Alan sonríe y baja de la mesa dando un brinco.
—¿Sabes una cosa?
—¿El qué?
—Que ahora que sé que fumas tengo menos ganas de besarte.
Y, después de hacer una graciosa reverencia, camina hacia la puerta ante la desconcertada mirada de Paula.
—¡Mejor, porque no te pensaba dar un beso! ¡Sería lo último que haría! —grita enfadada.
—No te creo. Pero tranquila, mis ganas solo han bajado de cien a noventa y nueve.
Guiña un ojo y se marcha del dormitorio sonriendo.
La chica contempla cómo cierra la puerta. Expulsa la última bocanada de humo, apaga el cigarro y lo tira por la ventana. Mira hacia las estrellas y, a solas, sonríe. ¡Es incorregible! Pero no sabe qué tiene que le gusta. No puede remediarlo. No es como Ángel, ni mucho menos como Álex. Y sigue sin fiarse de él. Pero debe reconocerlo: Alan le atrae muchísimo.
Resopla.
Sabe lo que tiene que hacer ahora.
Coge el móvil y busca en la lista de contactos. Por la A: allí está su nombre con su número. Inspira el aire de la noche que entra por la ventana y pulsa la tecla verde de llamada. Un bip, dos, tres...
—Hola, Paula.
—Hola, Ángel.
Esa noche de finales de junio, en un lugar apartado de la ciudad.
—¡Tú lo que tienes que hacer es echarte un novio! —le grita Miriam a Cris—. Mira lo bien que me trata a mí el mío.
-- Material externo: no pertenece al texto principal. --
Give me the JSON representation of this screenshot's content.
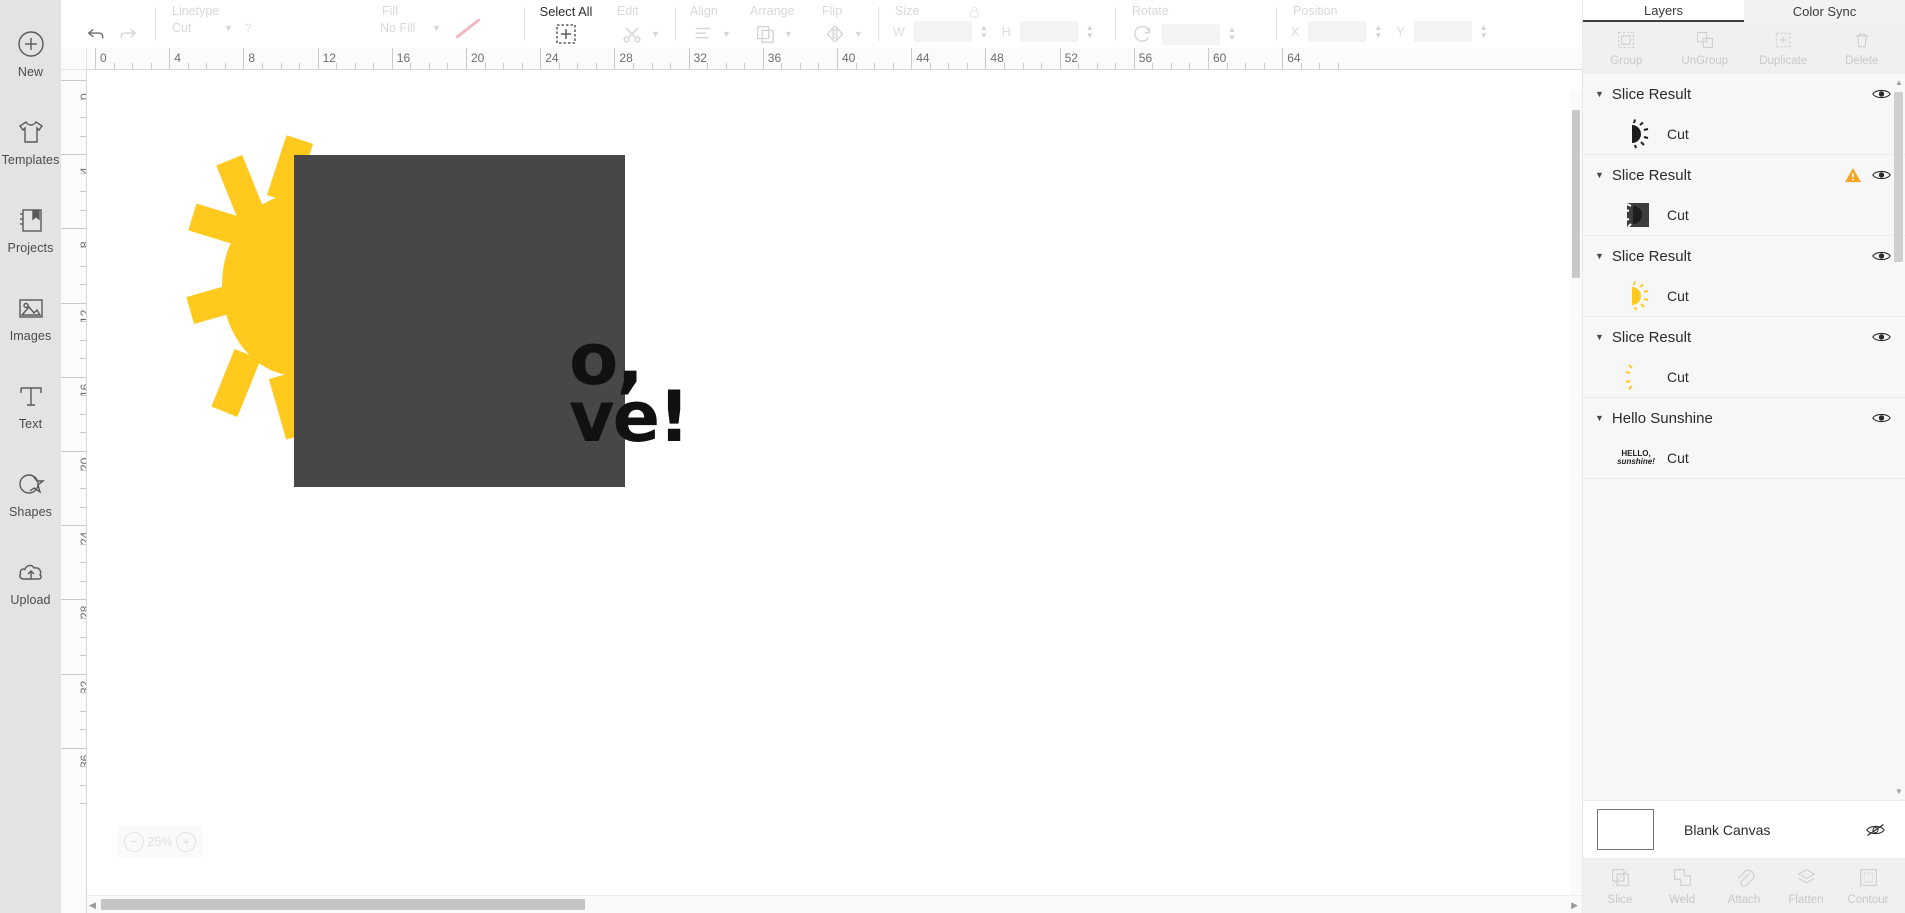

La mayor de las Sugus está sentada en las rodillas de Armando. Pasa las manos alrededor de su cuello y le besa apasionadamente en la boca. Sabe a cerveza. El chico se deja hacer ante la mirada de Cristina, que ve cómo su minuto de gloria ha terminado. Ha estado bien ser su pareja de tenis y su compañera de barbacoa. Pero otra vez regresan los besos y las caricias con su novia, y ella vuelve al segundo plano.
—Los novios no sirven para nada. Nunca te puedes fiar de un hombre —discrepa Diana, que ya se ha bebido dos botellines de cerveza.
Mario, que está sentado enfrente, la mira con cara de pocos amigos. Pero no le contesta. No merece la pena volver a discutir con ella.
—Venga, Diana, no digas eso —le recrimina Miriam, que se ha dado cuenta de que aquel comentario ha afectado a su hermano.
—Es cierto. Los tíos son así. Por mucho que tú les des, siempre querrán otra cosa. Si apuestas por uno, hagas lo que hagas, tarde o temprano buscará a otra que tenga lo que a ti te falta.
La chica agarra un nuevo botellín que ha abierto mientras hablaba y da un gran trago. Es el tercero en menos de veinte minutos.
—Eso es injusto. No todos los chicos son así.
—¿Ah, no? Pues yo quiero conocer a alguno que no lo sea.
—Mira, aquí tienes a dos.
Miriam señala primero a Armando y luego a Mario, que han preferido no contestar a lo que la chica estaba insinuando.
—¡Ja! ¿Tu novio y tu hermano? ¡Menudos ejemplos que me pones! Eres muy poco objetiva...
—Tú también lo eres. Acabas de romper con Mario y estás diciendo esto para hacerle daño a propósito.